Charakter: Emine jest dość oschłą osobą niewiele robiącą sobie z ludzi w swym otoczeniu. Zdecydowanie nie jest idealną kandydatką na agentkę, gdyż posiada niezwykle anarchiczną ideologię. Mimo tego, póki co nie sprawiała swym pracodawcą żadnych większych problemów(Połączenie się z obcym stworem z kosmosu się NIE LICZY). Kobieta nie przepada mówić o sobie, wręcz tego nienawidzi ma ku temu swoje powody nikomu nie było dane ich poznać, mówiąc krótko: niezwykle ciężko się do niej zbliżyć. Hobby Canan z całą pewnością nie należy do typowych rzeczy, otóż interesuje się ona szeroko pojętym okultyzmem i magią. Powodem jej dołączenia do S.H.I.E.L.D jest właśnie chęć zbliżenia się do paranormalnych wydarzeń z jakimi czasami mają do czynienia bohaterowie. Kieruje nią niezdrowe pragnienie zapanowania nad "magią", kto by pomyślał, że dziecięce marzenie o zostaniu czarownicą odbije się na niej w taki sposób... A rodzice ostrzegali przed oglądaniem "Sabriny"! Jeśli chodzi o jej symbiont sprawa z nim jest dość skomplikowana. Jako, iż to młody osobnik nie jest tak "spaczony" negatywnymi emocjami jak większość przedstawicieli jego rasy na ziemi. Niemniej jednak, stałe połączenie z Emine kształtuje jego osobowość, kumulując w sobie przede wszystkim skryte pragnienie, rządzę kobiety, oraz jej nastawienie do świata. Niemniej jednak i tak nieporównywalnie łatwiej go kontrolować od choćby Venoma gdyż brak w nim tego "zwierzęcenia", jakie przedstawia większość symbiotów na ziemi.
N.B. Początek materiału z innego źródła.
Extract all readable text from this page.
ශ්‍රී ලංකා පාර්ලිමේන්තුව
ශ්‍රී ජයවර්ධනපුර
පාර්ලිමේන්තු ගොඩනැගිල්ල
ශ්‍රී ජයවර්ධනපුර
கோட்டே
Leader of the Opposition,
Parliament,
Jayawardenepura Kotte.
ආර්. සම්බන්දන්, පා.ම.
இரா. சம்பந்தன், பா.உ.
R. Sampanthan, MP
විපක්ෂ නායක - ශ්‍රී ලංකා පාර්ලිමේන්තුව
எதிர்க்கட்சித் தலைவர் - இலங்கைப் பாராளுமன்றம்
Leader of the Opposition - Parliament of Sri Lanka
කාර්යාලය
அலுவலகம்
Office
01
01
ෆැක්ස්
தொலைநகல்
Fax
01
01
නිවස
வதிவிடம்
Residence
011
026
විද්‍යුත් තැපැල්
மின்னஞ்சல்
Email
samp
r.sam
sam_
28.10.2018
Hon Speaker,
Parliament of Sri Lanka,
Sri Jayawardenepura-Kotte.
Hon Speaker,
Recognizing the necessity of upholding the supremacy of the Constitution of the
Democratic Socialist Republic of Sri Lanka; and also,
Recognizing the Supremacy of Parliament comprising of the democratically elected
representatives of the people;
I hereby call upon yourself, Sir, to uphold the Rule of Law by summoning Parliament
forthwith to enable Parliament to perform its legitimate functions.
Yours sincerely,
Ciągłe dostarczanie do organizmu kobiety, serum osłabiającego stworzonego by kontrolować symbiont, sprawia, iż twór ten dodatkowo staje się dość apatyczny i spowalnia jego dalszy rozwój, co nie podoba się również samej Canan. Agentka niezwykle szybko uzależniła się od "kombinezonu", nie pozwalając go od siebie odebrać praktycznie w ogóle, poza przymusowymi badaniami. Sam symbiont zdaje się również być równie mocno przywiązany do swej pierwotnej żywicielki.
Umiejętności: Emine jest wyszkoloną agentką S.H.I.E.L.D, związku z tym jest wytrenowana(zarówno fizycznie jak i psychicznie) do pracy w trudnych warunkach, oraz do walki z nadludźmi.
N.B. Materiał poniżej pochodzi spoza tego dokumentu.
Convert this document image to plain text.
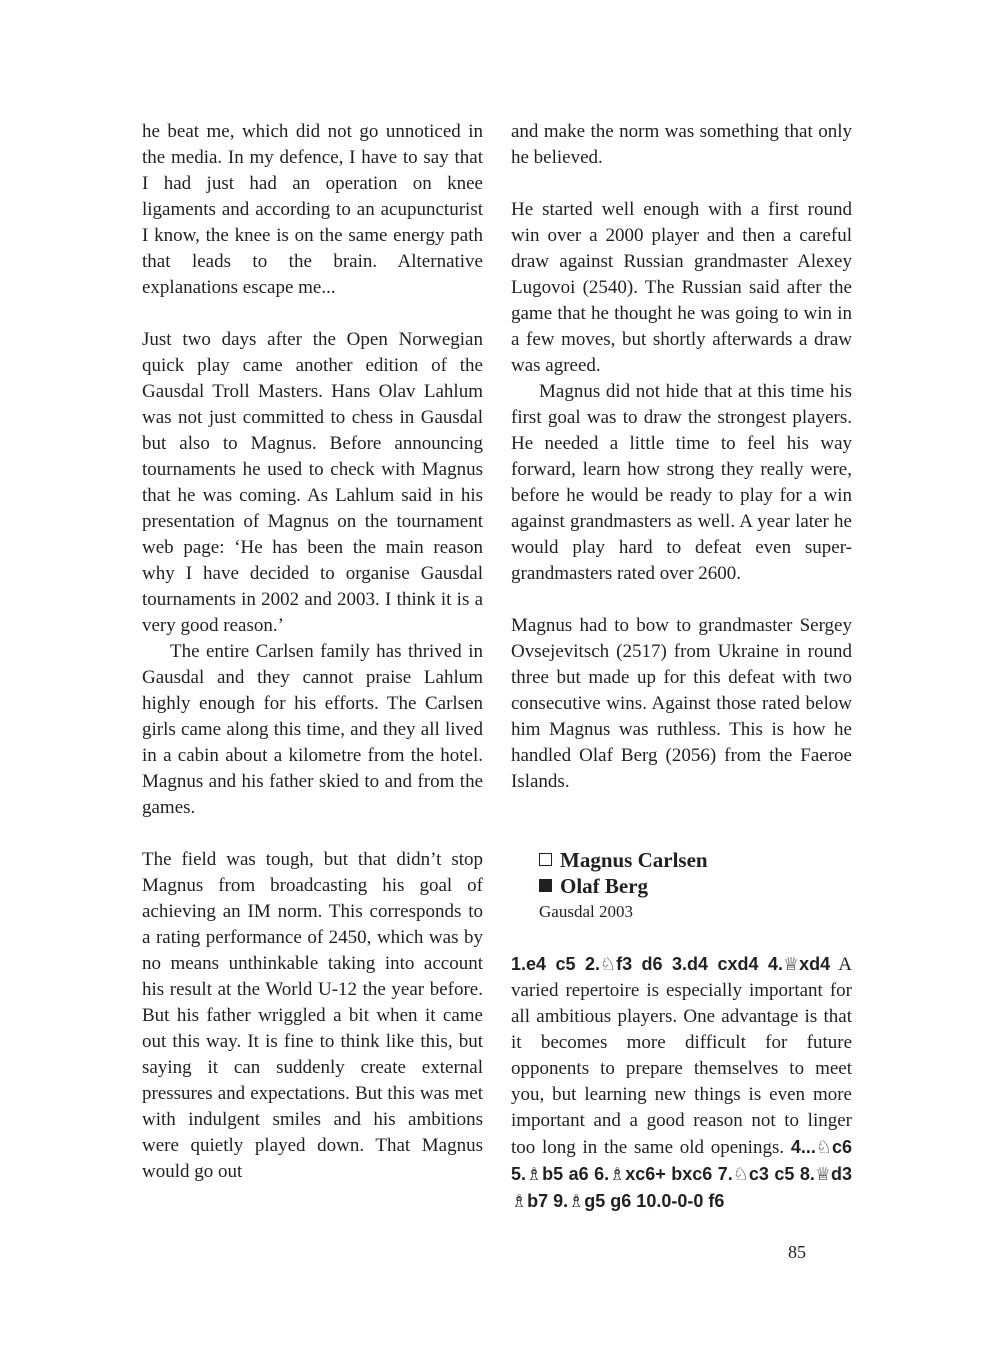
he beat me, which did not go unnoticed in the media. In my defence, I have to say that I had just had an operation on knee ligaments and according to an acupuncturist I know, the knee is on the same energy path that leads to the brain. Alternative explanations escape me...

Just two days after the Open Norwegian quick play came another edition of the Gausdal Troll Masters. Hans Olav Lahlum was not just committed to chess in Gausdal but also to Magnus. Before announcing tournaments he used to check with Magnus that he was coming. As Lahlum said in his presentation of Magnus on the tournament web page: ‘He has been the main reason why I have decided to organise Gausdal tournaments in 2002 and 2003. I think it is a very good reason.’

The entire Carlsen family has thrived in Gausdal and they cannot praise Lahlum highly enough for his efforts. The Carlsen girls came along this time, and they all lived in a cabin about a kilometre from the hotel. Magnus and his father skied to and from the games.

The field was tough, but that didn’t stop Magnus from broadcasting his goal of achieving an IM norm. This corresponds to a rating performance of 2450, which was by no means unthinkable taking into account his result at the World U-12 the year before. But his father wriggled a bit when it came out this way. It is fine to think like this, but saying it can suddenly create external pressures and expectations. But this was met with indulgent smiles and his ambitions were quietly played down. That Magnus would go out

and make the norm was something that only he believed.

He started well enough with a first round win over a 2000 player and then a careful draw against Russian grandmaster Alexey Lugovoi (2540). The Russian said after the game that he thought he was going to win in a few moves, but shortly afterwards a draw was agreed.

Magnus did not hide that at this time his first goal was to draw the strongest players. He needed a little time to feel his way forward, learn how strong they really were, before he would be ready to play for a win against grandmasters as well. A year later he would play hard to defeat even super-grandmasters rated over 2600.

Magnus had to bow to grandmaster Sergey Ovsejevitsch (2517) from Ukraine in round three but made up for this defeat with two consecutive wins. Against those rated below him Magnus was ruthless. This is how he handled Olaf Berg (2056) from the Faeroe Islands.

Magnus Carlsen
Olaf Berg
Gausdal 2003

1.e4 c5 2.♘f3 d6 3.d4 cxd4 4.♕xd4 A varied repertoire is especially important for all ambitious players. One advantage is that it becomes more difficult for future opponents to prepare themselves to meet you, but learning new things is even more important and a good reason not to linger too long in the same old openings. 4...♘c6 5.♗b5 a6 6.♗xc6+ bxc6 7.♘c3 c5 8.♕d3 ♗b7 9.♗g5 g6 10.0-0-0 f6

85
Moce: Jako, że symbiont Hexe nigdy nie był połączony z człowiekiem-pająkiem oraz nie jest kolejnym dzieckiem z linii Venoma, NIE posiada, żadnych mocy spidermena. Ciągle jednak jest w władaniu wielu mocy klasycznych dla swego gatunku:
- Potrafi wyczuć i wyśledzić pozostałych z swego gatunku.
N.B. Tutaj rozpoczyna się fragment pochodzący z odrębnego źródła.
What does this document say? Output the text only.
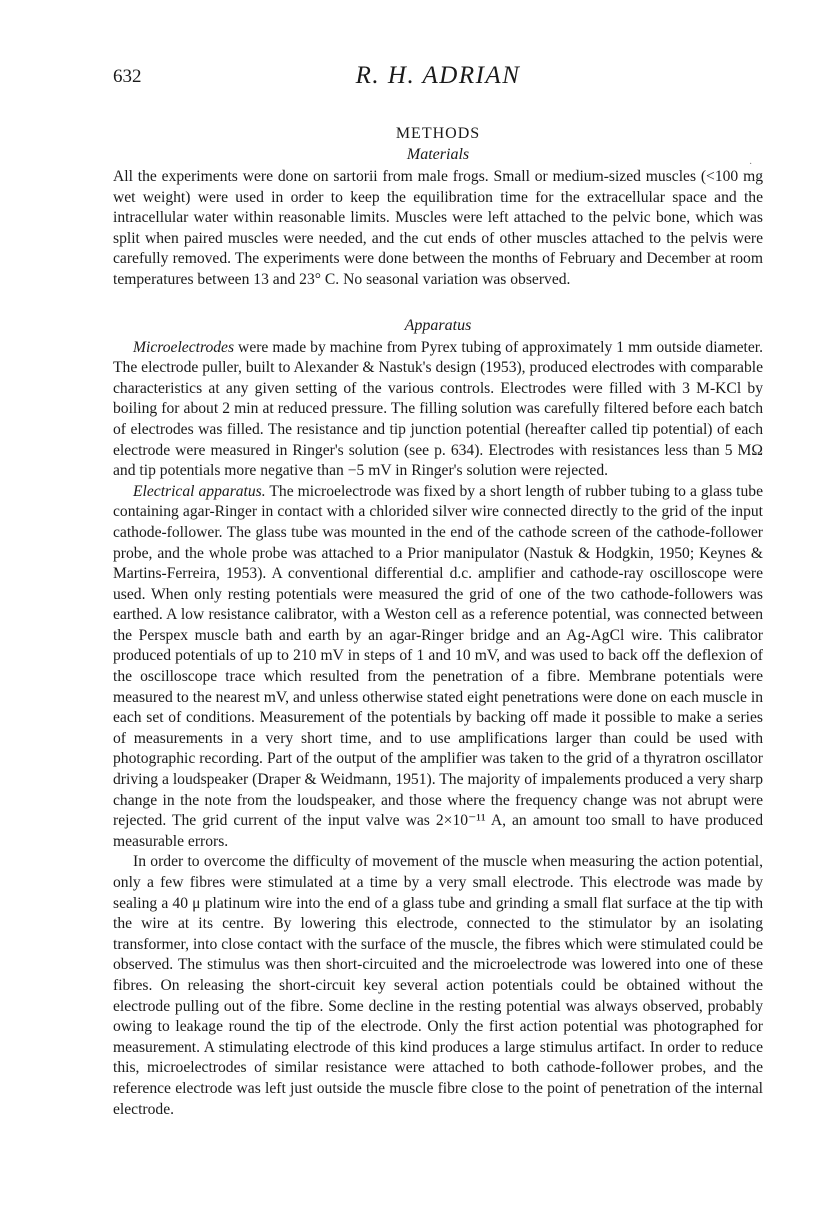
632	R. H. ADRIAN
·
METHODS
Materials

All the experiments were done on sartorii from male frogs. Small or medium-sized muscles (<100 mg wet weight) were used in order to keep the equilibration time for the extracellular space and the intracellular water within reasonable limits. Muscles were left attached to the pelvic bone, which was split when paired muscles were needed, and the cut ends of other muscles attached to the pelvis were carefully removed. The experiments were done between the months of February and December at room temperatures between 13 and 23° C. No seasonal variation was observed.

Apparatus

Microelectrodes were made by machine from Pyrex tubing of approximately 1 mm outside diameter. The electrode puller, built to Alexander & Nastuk's design (1953), produced electrodes with comparable characteristics at any given setting of the various controls. Electrodes were filled with 3 M-KCl by boiling for about 2 min at reduced pressure. The filling solution was carefully filtered before each batch of electrodes was filled. The resistance and tip junction potential (hereafter called tip potential) of each electrode were measured in Ringer's solution (see p. 634). Electrodes with resistances less than 5 MΩ and tip potentials more negative than −5 mV in Ringer's solution were rejected.

Electrical apparatus. The microelectrode was fixed by a short length of rubber tubing to a glass tube containing agar-Ringer in contact with a chlorided silver wire connected directly to the grid of the input cathode-follower. The glass tube was mounted in the end of the cathode screen of the cathode-follower probe, and the whole probe was attached to a Prior manipulator (Nastuk & Hodgkin, 1950; Keynes & Martins-Ferreira, 1953). A conventional differential d.c. amplifier and cathode-ray oscilloscope were used. When only resting potentials were measured the grid of one of the two cathode-followers was earthed. A low resistance calibrator, with a Weston cell as a reference potential, was connected between the Perspex muscle bath and earth by an agar-Ringer bridge and an Ag-AgCl wire. This calibrator produced potentials of up to 210 mV in steps of 1 and 10 mV, and was used to back off the deflexion of the oscilloscope trace which resulted from the penetration of a fibre. Membrane potentials were measured to the nearest mV, and unless otherwise stated eight penetrations were done on each muscle in each set of conditions. Measurement of the potentials by backing off made it possible to make a series of measurements in a very short time, and to use amplifications larger than could be used with photographic recording. Part of the output of the amplifier was taken to the grid of a thyratron oscillator driving a loudspeaker (Draper & Weidmann, 1951). The majority of impalements produced a very sharp change in the note from the loudspeaker, and those where the frequency change was not abrupt were rejected. The grid current of the input valve was 2×10⁻¹¹ A, an amount too small to have produced measurable errors.

In order to overcome the difficulty of movement of the muscle when measuring the action potential, only a few fibres were stimulated at a time by a very small electrode. This electrode was made by sealing a 40 μ platinum wire into the end of a glass tube and grinding a small flat surface at the tip with the wire at its centre. By lowering this electrode, connected to the stimulator by an isolating transformer, into close contact with the surface of the muscle, the fibres which were stimulated could be observed. The stimulus was then short-circuited and the microelectrode was lowered into one of these fibres. On releasing the short-circuit key several action potentials could be obtained without the electrode pulling out of the fibre. Some decline in the resting potential was always observed, probably owing to leakage round the tip of the electrode. Only the first action potential was photographed for measurement. A stimulating electrode of this kind produces a large stimulus artifact. In order to reduce this, microelectrodes of similar resistance were attached to both cathode-follower probes, and the reference electrode was left just outside the muscle fibre close to the point of penetration of the internal electrode.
- Jest niewykrywalna przez Pajęczy Zmysł
- Kombinezon znacznie wzmacnia wszystkie jej fizyczne możliwość. Wpływa choćby na siłę i zręczność Emine. Co prawda nie jest to poziom "starszych" symbiontów, jednak jego siłę fizyczną można ocenić na jakieś piętnaście ton.
- Symbiont chroni Canan przed większością możliwych obrażeń, wchłaniając je i nie pozwalając by zraniły prawdziwe ciało swej żywicielki.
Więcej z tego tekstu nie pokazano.